In order to explore the mitigatory mechanism of rare earths on the midday depression of photosynthesis, this study used fast-phase chlorophyll fluorescence technology combined with an antioxidant enzyme system to analyze the effects of lanthanum and cerium on the photosystem II (PSII) function of Pseudostellaria heterophylla leaves at noon. The results show that the maximum photochemical efficiency (F_v/F_m) and the photosynthetic performance index (PI_ABS) of P. heterophylla leaves during the photosynthetic noon-break are only 0.73 and 0.86, respectively. The leaves of P. heterophylla show obvious photoinhibition.
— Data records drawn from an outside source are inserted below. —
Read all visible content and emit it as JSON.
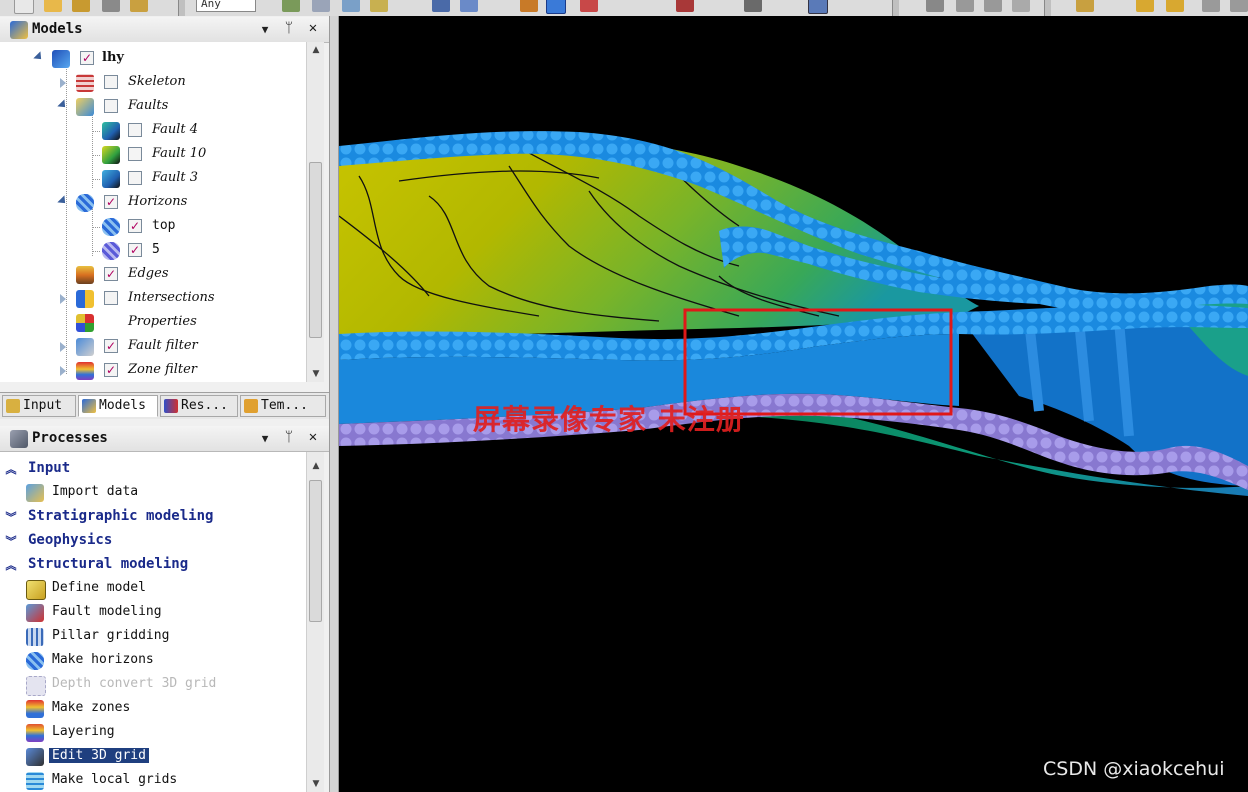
{
  "toolbar": {
    "combo_value": "Any"
  },
  "models_panel": {
    "title": "Models",
    "items": [
      {
        "label": "lhy",
        "checked": true
      },
      {
        "label": "Skeleton",
        "checked": false
      },
      {
        "label": "Faults",
        "checked": false
      },
      {
        "label": "Fault 4",
        "checked": false
      },
      {
        "label": "Fault 10",
        "checked": false
      },
      {
        "label": "Fault 3",
        "checked": false
      },
      {
        "label": "Horizons",
        "checked": true
      },
      {
        "label": "top",
        "checked": true
      },
      {
        "label": "5",
        "checked": true
      },
      {
        "label": "Edges",
        "checked": true
      },
      {
        "label": "Intersections",
        "checked": false
      },
      {
        "label": "Properties"
      },
      {
        "label": "Fault filter",
        "checked": true
      },
      {
        "label": "Zone filter",
        "checked": true
      }
    ]
  },
  "tabs": [
    {
      "label": "Input"
    },
    {
      "label": "Models"
    },
    {
      "label": "Res..."
    },
    {
      "label": "Tem..."
    }
  ],
  "processes_panel": {
    "title": "Processes",
    "items": [
      {
        "label": "Input",
        "type": "header"
      },
      {
        "label": "Import data",
        "type": "item"
      },
      {
        "label": "Stratigraphic modeling",
        "type": "header"
      },
      {
        "label": "Geophysics",
        "type": "header"
      },
      {
        "label": "Structural modeling",
        "type": "header"
      },
      {
        "label": "Define model",
        "type": "item"
      },
      {
        "label": "Fault modeling",
        "type": "item"
      },
      {
        "label": "Pillar gridding",
        "type": "item"
      },
      {
        "label": "Make horizons",
        "type": "item"
      },
      {
        "label": "Depth convert 3D grid",
        "type": "item",
        "disabled": true
      },
      {
        "label": "Make zones",
        "type": "item"
      },
      {
        "label": "Layering",
        "type": "item"
      },
      {
        "label": "Edit 3D grid",
        "type": "item",
        "selected": true
      },
      {
        "label": "Make local grids",
        "type": "item"
      }
    ]
  },
  "panel_buttons": {
    "dropdown": "▼",
    "pin": "ᛘ",
    "close": "✕"
  },
  "viewport": {
    "watermark": "屏幕录像专家  未注册",
    "credit": "CSDN @xiaokcehui",
    "colors": {
      "horizon_blue": "#1e90e6",
      "lower_purple": "#9a8ee0",
      "fault_face": "#1272c8",
      "surface_yellow": "#b8b800",
      "highlight_box": "#e01818"
    }
  }
}
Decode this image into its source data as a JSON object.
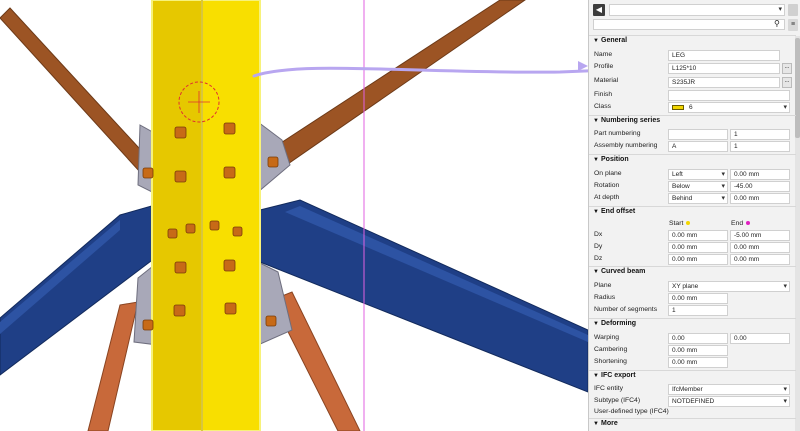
{
  "toolbar": {
    "back_label": "◀",
    "object_type_value": "",
    "search_value": "",
    "search_icon": "search-icon",
    "menu_icon": "hamburger-menu-icon"
  },
  "colors": {
    "section_bar": "#f2d600",
    "start_dot": "#f2d600",
    "end_dot": "#e020c0",
    "class_swatch": "#f2d600",
    "annotation_arrow": "#b8a6f0"
  },
  "sections": {
    "general": "General",
    "numbering": "Numbering series",
    "position": "Position",
    "end_offset": "End offset",
    "curved_beam": "Curved beam",
    "deforming": "Deforming",
    "ifc_export": "IFC export",
    "more": "More"
  },
  "general": {
    "name_label": "Name",
    "name_value": "LEG",
    "profile_label": "Profile",
    "profile_value": "L125*10",
    "material_label": "Material",
    "material_value": "S235JR",
    "finish_label": "Finish",
    "finish_value": "",
    "class_label": "Class",
    "class_value": "6"
  },
  "numbering": {
    "part_label": "Part numbering",
    "part_prefix": "",
    "part_start": "1",
    "assembly_label": "Assembly numbering",
    "assembly_prefix": "A",
    "assembly_start": "1"
  },
  "position": {
    "on_plane_label": "On plane",
    "on_plane_option": "Left",
    "on_plane_value": "0.00 mm",
    "rotation_label": "Rotation",
    "rotation_option": "Below",
    "rotation_value": "-45.00",
    "at_depth_label": "At depth",
    "at_depth_option": "Behind",
    "at_depth_value": "0.00 mm"
  },
  "end_offset": {
    "start_label": "Start",
    "end_label": "End",
    "dx_label": "Dx",
    "dx_start": "0.00 mm",
    "dx_end": "-5.00 mm",
    "dy_label": "Dy",
    "dy_start": "0.00 mm",
    "dy_end": "0.00 mm",
    "dz_label": "Dz",
    "dz_start": "0.00 mm",
    "dz_end": "0.00 mm"
  },
  "curved_beam": {
    "plane_label": "Plane",
    "plane_value": "XY plane",
    "radius_label": "Radius",
    "radius_value": "0.00 mm",
    "segments_label": "Number of segments",
    "segments_value": "1"
  },
  "deforming": {
    "warping_label": "Warping",
    "warping_start": "0.00",
    "warping_end": "0.00",
    "cambering_label": "Cambering",
    "cambering_value": "0.00 mm",
    "shortening_label": "Shortening",
    "shortening_value": "0.00 mm"
  },
  "ifc": {
    "entity_label": "IFC entity",
    "entity_value": "IfcMember",
    "subtype_label": "Subtype (IFC4)",
    "subtype_value": "NOTDEFINED",
    "user_type_label": "User-defined type (IFC4)"
  }
}
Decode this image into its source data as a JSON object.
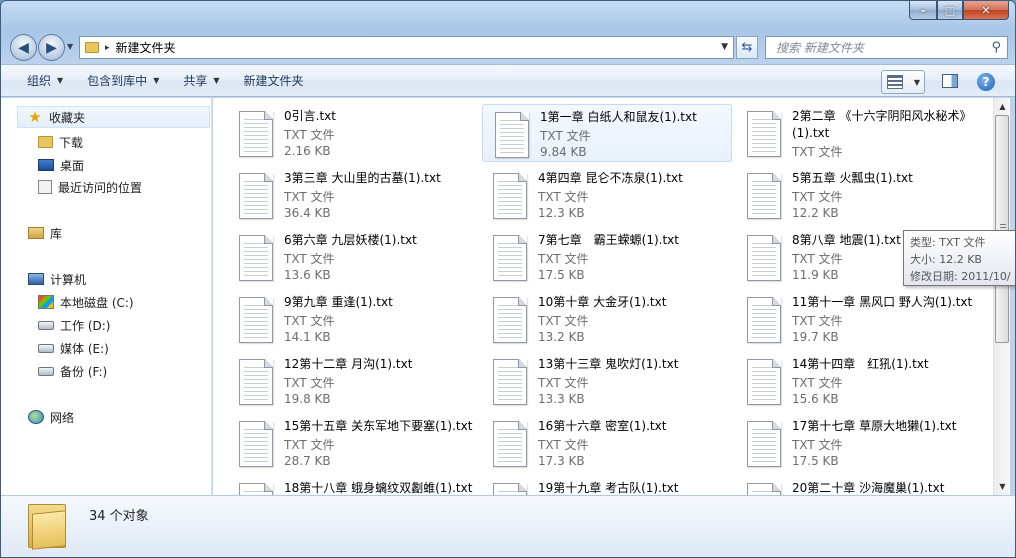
{
  "window": {
    "caption": {
      "minimize": "–",
      "maximize": "□",
      "close": "✕"
    }
  },
  "nav": {
    "back_icon": "◀",
    "forward_icon": "▶",
    "address": {
      "separator": "▸",
      "path": "新建文件夹"
    },
    "refresh_icon": "⇆",
    "search": {
      "placeholder": "搜索 新建文件夹",
      "icon": "⚲"
    }
  },
  "toolbar": {
    "organize": "组织",
    "include_in_library": "包含到库中",
    "share": "共享",
    "new_folder": "新建文件夹",
    "help": "?"
  },
  "sidebar": {
    "favorites": {
      "label": "收藏夹",
      "icon": "★"
    },
    "favorite_items": [
      {
        "label": "下载"
      },
      {
        "label": "桌面"
      },
      {
        "label": "最近访问的位置"
      }
    ],
    "libraries": {
      "label": "库"
    },
    "computer": {
      "label": "计算机"
    },
    "drives": [
      {
        "label": "本地磁盘 (C:)"
      },
      {
        "label": "工作 (D:)"
      },
      {
        "label": "媒体 (E:)"
      },
      {
        "label": "备份 (F:)"
      }
    ],
    "network": {
      "label": "网络"
    }
  },
  "files": [
    {
      "name": "0引言.txt",
      "type": "TXT 文件",
      "size": "2.16 KB"
    },
    {
      "name": "1第一章 白纸人和鼠友(1).txt",
      "type": "TXT 文件",
      "size": "9.84 KB"
    },
    {
      "name": "2第二章 《十六字阴阳风水秘术》(1).txt",
      "type": "TXT 文件",
      "size": ""
    },
    {
      "name": "3第三章 大山里的古墓(1).txt",
      "type": "TXT 文件",
      "size": "36.4 KB"
    },
    {
      "name": "4第四章 昆仑不冻泉(1).txt",
      "type": "TXT 文件",
      "size": "12.3 KB"
    },
    {
      "name": "5第五章 火瓢虫(1).txt",
      "type": "TXT 文件",
      "size": "12.2 KB"
    },
    {
      "name": "6第六章 九层妖楼(1).txt",
      "type": "TXT 文件",
      "size": "13.6 KB"
    },
    {
      "name": "7第七章　霸王蝾螈(1).txt",
      "type": "TXT 文件",
      "size": "17.5 KB"
    },
    {
      "name": "8第八章 地震(1).txt",
      "type": "TXT 文件",
      "size": "11.9 KB"
    },
    {
      "name": "9第九章 重逢(1).txt",
      "type": "TXT 文件",
      "size": "14.1 KB"
    },
    {
      "name": "10第十章 大金牙(1).txt",
      "type": "TXT 文件",
      "size": "13.2 KB"
    },
    {
      "name": "11第十一章 黑风口 野人沟(1).txt",
      "type": "TXT 文件",
      "size": "19.7 KB"
    },
    {
      "name": "12第十二章 月沟(1).txt",
      "type": "TXT 文件",
      "size": "19.8 KB"
    },
    {
      "name": "13第十三章 鬼吹灯(1).txt",
      "type": "TXT 文件",
      "size": "13.3 KB"
    },
    {
      "name": "14第十四章　红犼(1).txt",
      "type": "TXT 文件",
      "size": "15.6 KB"
    },
    {
      "name": "15第十五章 关东军地下要塞(1).txt",
      "type": "TXT 文件",
      "size": "28.7 KB"
    },
    {
      "name": "16第十六章 密室(1).txt",
      "type": "TXT 文件",
      "size": "17.3 KB"
    },
    {
      "name": "17第十七章 草原大地獭(1).txt",
      "type": "TXT 文件",
      "size": "17.5 KB"
    },
    {
      "name": "18第十八章 蛾身螭纹双劙蜼(1).txt",
      "type": "",
      "size": ""
    },
    {
      "name": "19第十九章 考古队(1).txt",
      "type": "",
      "size": ""
    },
    {
      "name": "20第二十章 沙海魔巢(1).txt",
      "type": "",
      "size": ""
    }
  ],
  "tooltip": {
    "type_line": "类型: TXT 文件",
    "size_line": "大小: 12.2 KB",
    "date_line": "修改日期: 2011/10/"
  },
  "scrollbar": {
    "up": "▲",
    "down": "▼"
  },
  "details": {
    "count": "34 个对象"
  }
}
The application of two rare earth fertilizers promotes the light energy absorption, capture, conversion, and electron transfer efficiencies of PSII in the P. heterophylla leaves and alleviates the photoinhibition caused by excess excitation energy. Additionally, the effect of lanthanum is better than that of cerium. In the fertilization groups, P. heterophylla leaves show higher PSII photochemical activity. Fertilization protects the oxygen-evolving complex (OEC) activity of P. heterophylla, thus reducing oxidative damage to the chloroplasts and preventing the dissociation of the thylakoids to maintain the normal physiological functioning of PSII, thereby reducing the degree of photoinhibition. Additionally, fertilization increases the electron transfer ability from Q_A to Q_B on the PSII electron receptor side of P. heterophylla. Correlation analysis shows that the fluorescence parameters V_L, V_K, and V_J are significantly negatively correlated with antioxidant enzyme activity and are significantly positively correlated with malondialdehyde content, relative electric conductivity and reactive oxygen species (ROS), which further indicates that rare earths can enhance the ROS scavenging system in plants and reduce the degree of membrane lipid peroxidation and plasma membrane damage, thereby maintaining the structure and function of the OEC on the donor side of PSII, increasing the electron receptor pool, and contributing to the defense against photoinhibition.

为探索稀土对光合作用午间抑制的缓解机制，本研究采用快相叶绿素荧光技术结合抗氧化酶系统，分析镧和铈对拟星藻光系统II（PSII）功能的影响。太子参在中午离开。结果表明，太子参叶片光合午休期间的最大光化学效率（ F _v / F _m）和光合性能指数（PI _ABS）分别仅为0.73和0.86。太子参的叶子表现出明显的光抑制。两种稀土肥料的施用促进了太子参叶中PSII的光能吸收、捕获、转换和电子转移效率，并减轻了由过量激发能量引起的光抑制。此外，镧的效果优于铈。在施肥组中，太子参叶片表现出较高的PSII光化学活性。施肥保护太子参的析氧复合物 (OEC) 活性，从而减少对叶绿体的氧化损伤并阻止类囊体的解离以维持PSII的正常生理功能，从而降低光抑制程度。此外，受精增加了太子参PSII 电子受体侧从Q _A到Q _B的电子转移能力。相关分析表明，荧光参数V _L、V _K和V _J与抗氧化酶活性呈显着负相关，与丙二醛含量、相对电导率和活性氧（ROS）呈显着正相关，进一步表明稀土可以增强植物体内的活性氧清除系统，降低膜脂过氧化程度和质膜损伤，从而维持PSII供体侧OEC的结构和功能，增加电子受体池，并有助于防御光抑制。